If reclaim is avoided like it should be with __GFP_NORETRY for even 
MADV_HUGEPAGE regions, you should only experience latency introduced by 
node local memory compaction.  The __GFP_NORETRY was removed by commit 
2516035499b9 ("mm, thp: remove __GFP_NORETRY from khugepaged and madvised 
allocations").  The current implementation of the page allocator does not 
match the expected behavior of the thp gfp flags.

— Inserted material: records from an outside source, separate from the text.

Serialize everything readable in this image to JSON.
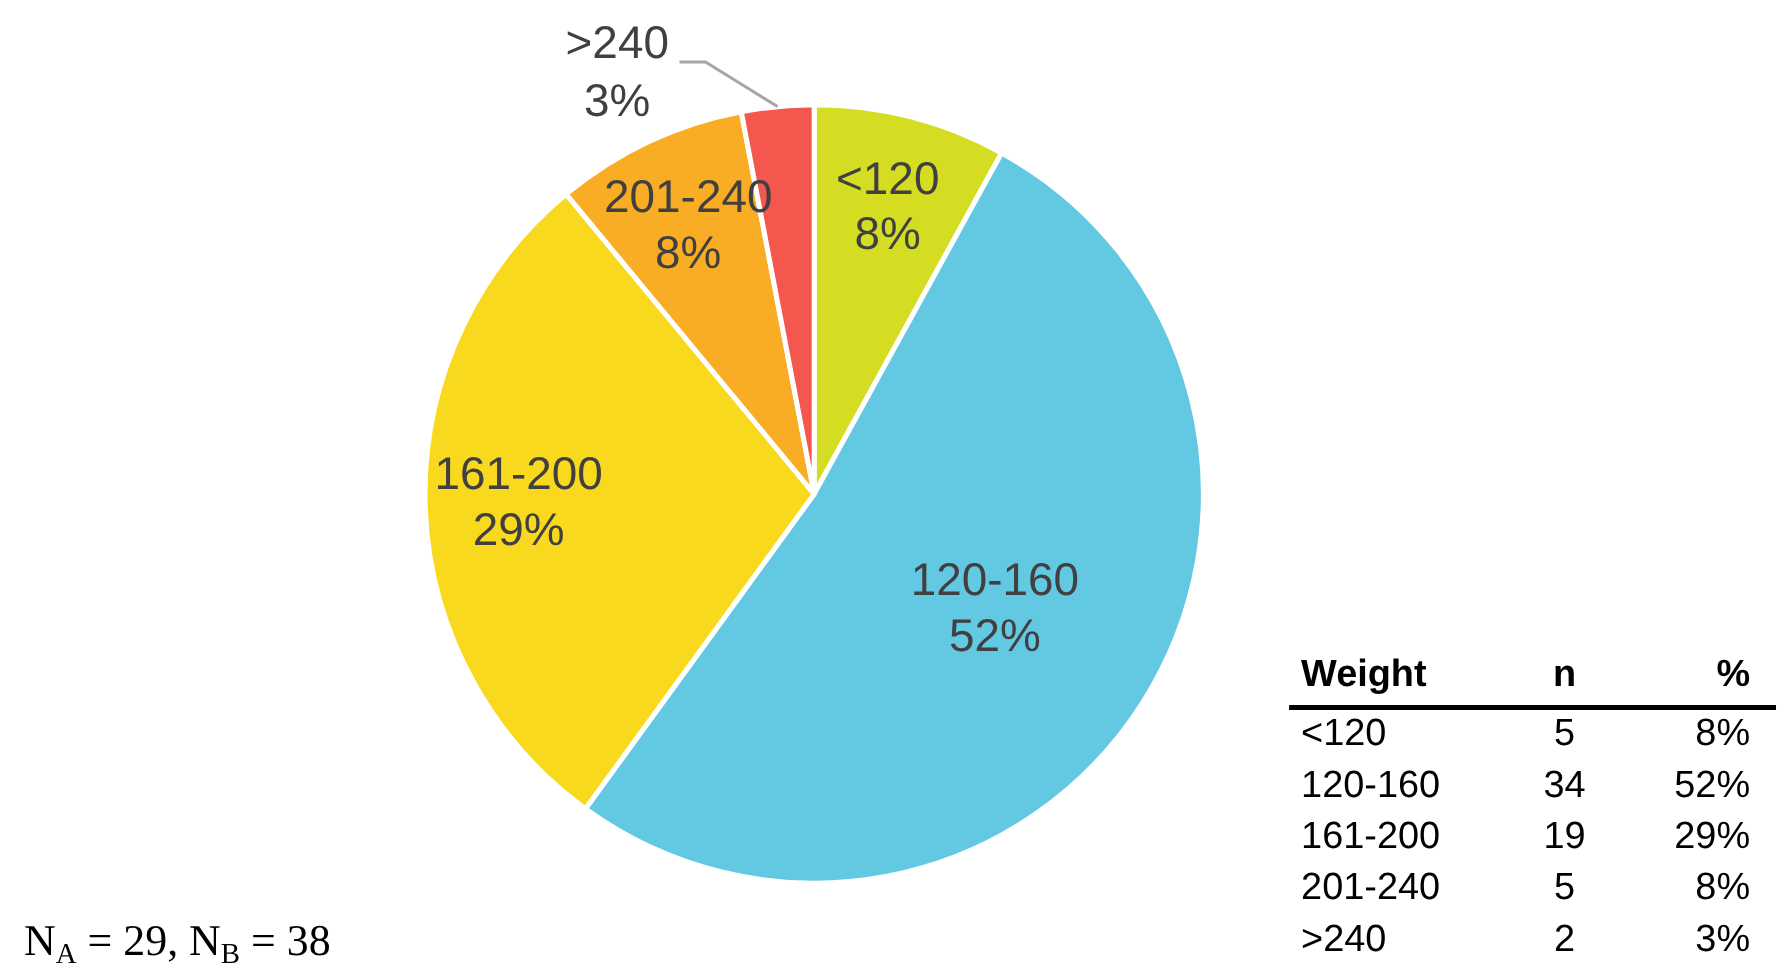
{
  "chart_data": [
    {
      "type": "pie",
      "categories": [
        "<120",
        "120-160",
        "161-200",
        "201-240",
        ">240"
      ],
      "values": [
        8,
        52,
        29,
        8,
        3
      ],
      "colors": [
        "#d5dd23",
        "#63c9e3",
        "#f9d91d",
        "#f9ad24",
        "#f3574d"
      ],
      "value_labels": [
        "8%",
        "52%",
        "29%",
        "8%",
        "3%"
      ],
      "annotations": [
        "N$_{A}$ = 29, N$_{B}$ = 38"
      ]
    },
    {
      "type": "other",
      "categories": [
        "<120",
        "120-160",
        "161-200",
        "201-240",
        ">240"
      ],
      "xlabel": "Weight",
      "series": [
        {
          "name": "n",
          "values": [
            5,
            34,
            19,
            5,
            2
          ]
        },
        {
          "name": "%",
          "values": [
            8,
            52,
            29,
            8,
            3
          ],
          "value_labels": [
            "8%",
            "52%",
            "29%",
            "8%",
            "3%"
          ]
        }
      ],
      "data_labels": true
    }
  ]
}
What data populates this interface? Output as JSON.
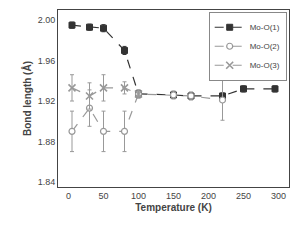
{
  "chart_data": {
    "type": "line",
    "xlabel": "Temperature (K)",
    "ylabel": "Bond length (Å)",
    "xlim": [
      -15,
      315
    ],
    "xticks": [
      0,
      50,
      100,
      150,
      200,
      250,
      300
    ],
    "ylim": [
      1.835,
      2.01
    ],
    "yticks": [
      1.84,
      1.88,
      1.92,
      1.96,
      {
        "value": 2.0,
        "label": "2.00"
      }
    ],
    "grid": false,
    "legend": "upper right",
    "line_style": "dashed",
    "series": [
      {
        "name": "Mo-O(1)",
        "color": "#333333",
        "marker": "square",
        "x": [
          5,
          30,
          50,
          80,
          100,
          150,
          175,
          220,
          250,
          295
        ],
        "values": [
          1.995,
          1.993,
          1.992,
          1.97,
          1.927,
          1.926,
          1.925,
          1.925,
          1.932,
          1.932
        ],
        "yerr": [
          0.003,
          0.003,
          0.0035,
          0.004,
          0.003,
          0.003,
          0.003,
          0.003,
          0.003,
          0.003
        ]
      },
      {
        "name": "Mo-O(2)",
        "color": "#999999",
        "marker": "open_circle",
        "x": [
          5,
          30,
          50,
          80,
          100,
          150,
          175,
          220
        ],
        "values": [
          1.89,
          1.913,
          1.89,
          1.89,
          1.927,
          1.926,
          1.925,
          1.921
        ],
        "yerr": [
          0.02,
          0.018,
          0.02,
          0.02,
          0.004,
          0.004,
          0.004,
          0.02
        ]
      },
      {
        "name": "Mo-O(3)",
        "color": "#999999",
        "marker": "x",
        "x": [
          5,
          30,
          50,
          80,
          100
        ],
        "values": [
          1.933,
          1.925,
          1.933,
          1.933,
          1.927
        ],
        "yerr": [
          0.013,
          0.013,
          0.013,
          0.006,
          0.004
        ]
      }
    ]
  }
}
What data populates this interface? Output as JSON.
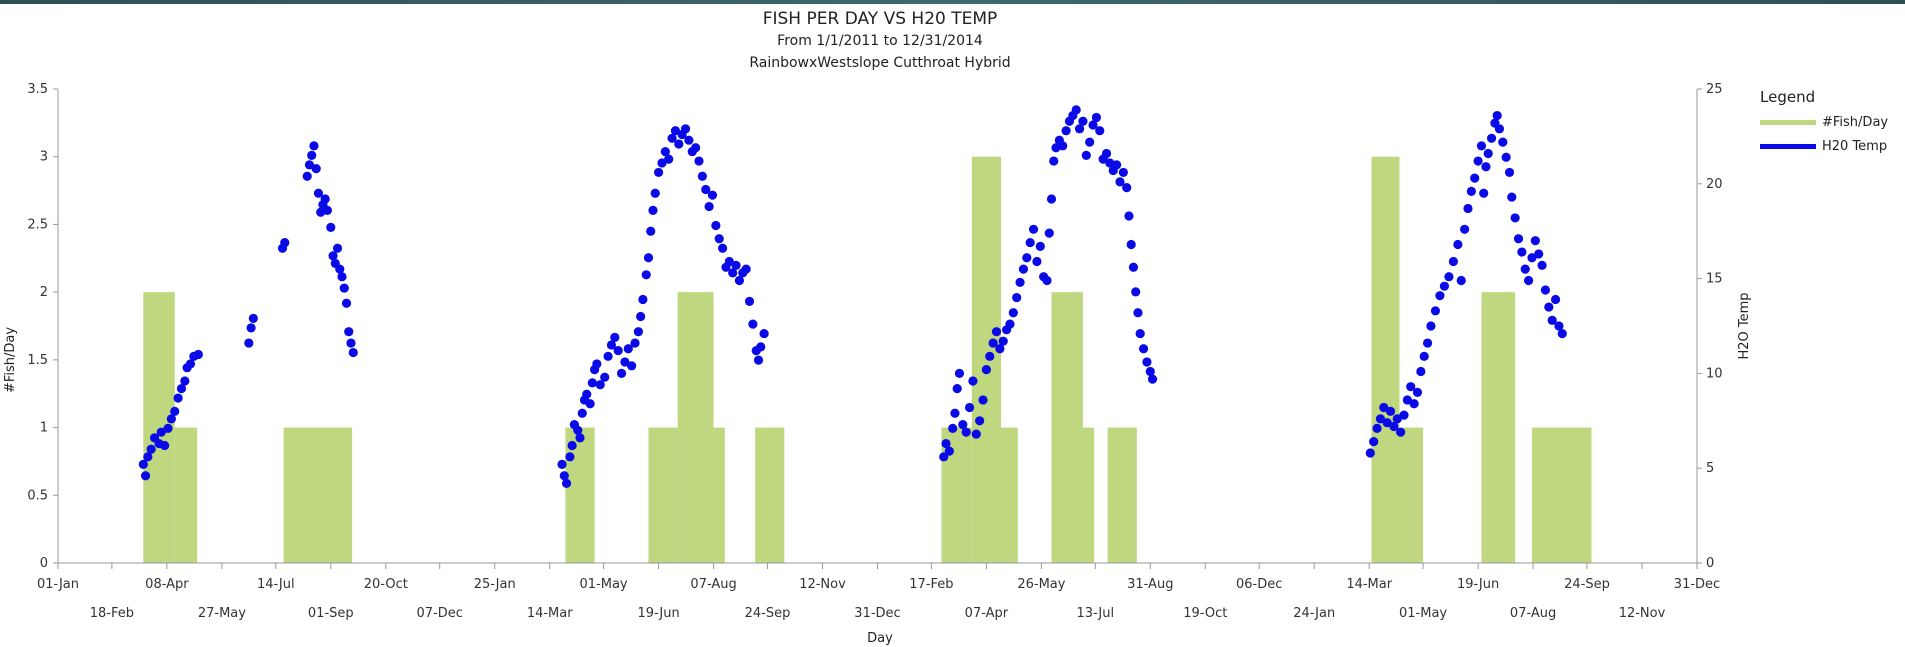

Memory compaction has deferred compaction to avoid costly scanning when it 
has recently failed, and that likely needs to be addressed directly rather 
than relying on a count of how many times it has failed; if you fault more 
than 128MB at the same time, does it make sense to immediately compact 
again?  Likely not.

> To go beyond that some privilege is needed and a new MADV_ flag can
> require privilege or return error if there's not enough privilege. So
> the lib with 100's users can try to use that new flag first, show an
> error in stderr (maybe under debug), and fallback to MADV_HUGEPAGE if
> the app hasn't enough privilege. The alternative is to add a new mem
> policy less strict than MPOL_BIND to achieve what you need on top of
> MADV_HUGEPAGE (which also would require some privilege of course as
> all mbinds). I assume you already evaluated the preferred and local
> mbinds and it's not a perfect fit?
> 
> If we keep this as a new MADV_HUGEPAGE_FORCE_LOCAL flag, you could
> still add a THP sysfs/sysctl control to lift the privilege requirement
> marking it as insecure setting in docs
> (mm/transparent_hugepage/madv_hugepage_force_local=0|1 forced to 0 by
> default). This would be on the same lines of other sysctl that
> increase the max number of files open and such things (perhaps a
> sysctl would be better in fact for tuning in /etc/sysctl.conf).
> 
> Note there was still some improvement left possible in my
> __GFP_COMPACT_ONLY patch alternative. Notably if the watermarks for
> the local node shown the local node not to have enough real "free"
> PAGE_SIZEd pages to succeed the PAGE_SIZEd local THP allocation if
> compaction failed, we should have relaxed __GFP_THISNODE and tried to
> allocate THP from the NUMA-remote nodes before falling back to
> PAGE_SIZEd allocations. That also won't require any new privilege.
> 

Direct reclaim doesn't make much sense for thp allocations if compaction 
has failed, even for MADV_HUGEPAGE.  I've discounted Mel's results because 
he is using thp defrag set to "always", which includes __GFP_NORETRY but 
the default option and anything else other than "always" does not use 
__GFP_NORETRY like the page allocator believes it does:

                /*
                 * Checks for costly allocations with __GFP_NORETRY, which
                 * includes THP page fault allocations
                 */
                if (costly_order && (gfp_mask & __GFP_NORETRY)) {
                        /*
                         * If compaction is deferred for high-order allocations,
                         * it is because sync compaction recently failed. If
                         * this is the case and the caller requested a THP
                         * allocation, we do not want to heavily disrupt the
                         * system, so we fail the allocation instead of entering
                         * direct reclaim.
                         */
                        if (compact_result == COMPACT_DEFERRED)
                                goto nopage;

So he is avoiding the cost of reclaim, which you are not, specifically 
because he is using defrag == "always".  __GFP_NORETRY should be included 
for any thp allocation and it's a regression that it doesn't.